S’offusquer de l’affaire Crypto qui a vu la Suisse fermer les yeux pendant la guerre froide sur des écoutes allemandes et américaines, conduites via une firme zougoise, c’est s’indigner à bon marché et perdre un peu la mémoire.

Un bon petit retour vers la guerre froide, quoi de plus rafraîchissant en ces temps de réchauffement à toutes les sauces? Et puis l’affaire Crypto sent bon le John le Carré des meilleures cuvées. Impossible de bouder son plaisir. Évidemment, ce n’est pas très joli-joli cette histoire d’alliance secrète entre le Service fédéral de renseignement allemand et la CIA pour espionner sans vergogne une centaine d’Etats entre 1970 et 1993. En utilisant les technologies un brin truquées de la société zougoise Crypto, spécialisée dans le codage et le décodage des communications.

Ah, Zoug, patrie des allègements fiscaux maousses, berceau cosy des multinationales les plus vilipendées au monde.
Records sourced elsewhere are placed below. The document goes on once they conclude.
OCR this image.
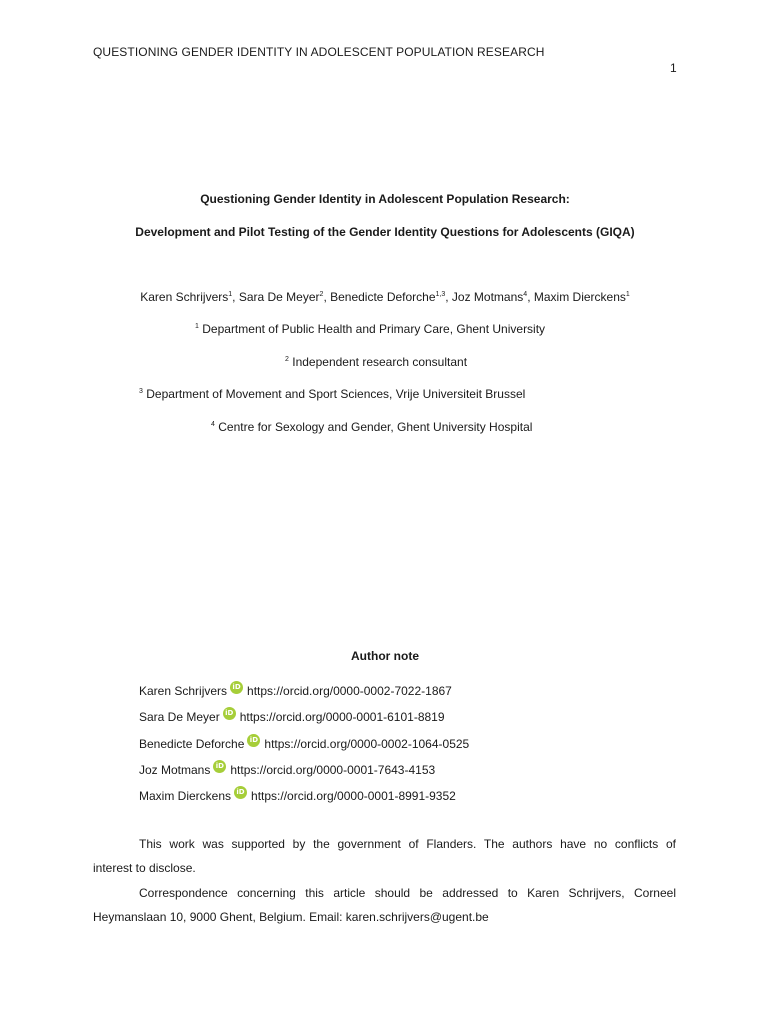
QUESTIONING GENDER IDENTITY IN ADOLESCENT POPULATION RESEARCH
1
Questioning Gender Identity in Adolescent Population Research:
Development and Pilot Testing of the Gender Identity Questions for Adolescents (GIQA)
Karen Schrijvers$^1$, Sara De Meyer$^2$, Benedicte Deforche$^{1,3}$, Joz Motmans$^4$, Maxim Dierckens$^1$
$^1$ Department of Public Health and Primary Care, Ghent University
$^2$ Independent research consultant
$^3$ Department of Movement and Sport Sciences, Vrije Universiteit Brussel
$^4$ Centre for Sexology and Gender, Ghent University Hospital
Author note
Karen Schrijvers iD https://orcid.org/0000-0002-7022-1867
Sara De Meyer iD https://orcid.org/0000-0001-6101-8819
Benedicte Deforche iD https://orcid.org/0000-0002-1064-0525
Joz Motmans iD https://orcid.org/0000-0001-7643-4153
Maxim Dierckens iD https://orcid.org/0000-0001-8991-9352
This work was supported by the government of Flanders. The authors have no conflicts of
interest to disclose.
Correspondence concerning this article should be addressed to Karen Schrijvers, Corneel
Heymanslaan 10, 9000 Ghent, Belgium. Email: karen.schrijvers@ugent.be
S’il n’existait pas, ce canton serait à inventer de toute urgence sous peine de vite mourir d’ennui. Zoug, espace le plus romanesque de la si peu imaginative Confédération helvétique.

L’autre avantage de l’opération suavement baptisée «Rubicon» est qu’elle permet, dans le terne marigot de la politique suisse, de se livrer, un petit demi-siècle après les faits, à un sport de plus en plus en vogue: l’indignation à bon marché, tout en s’emmêlant les pinceaux en jonglant avec les pesants concepts du bien et du mal. Tant pis par exemple si Rubicon a contribué à la défaite de la junte militaire argentine lors de l’ubuesque guerre des Malouines: ce que certains veulent retenir, c’est que la Suisse aurait manqué épouvantablement à sa neutralité en laissant ces écoutes barbouziennes se dérouler sur son territoire.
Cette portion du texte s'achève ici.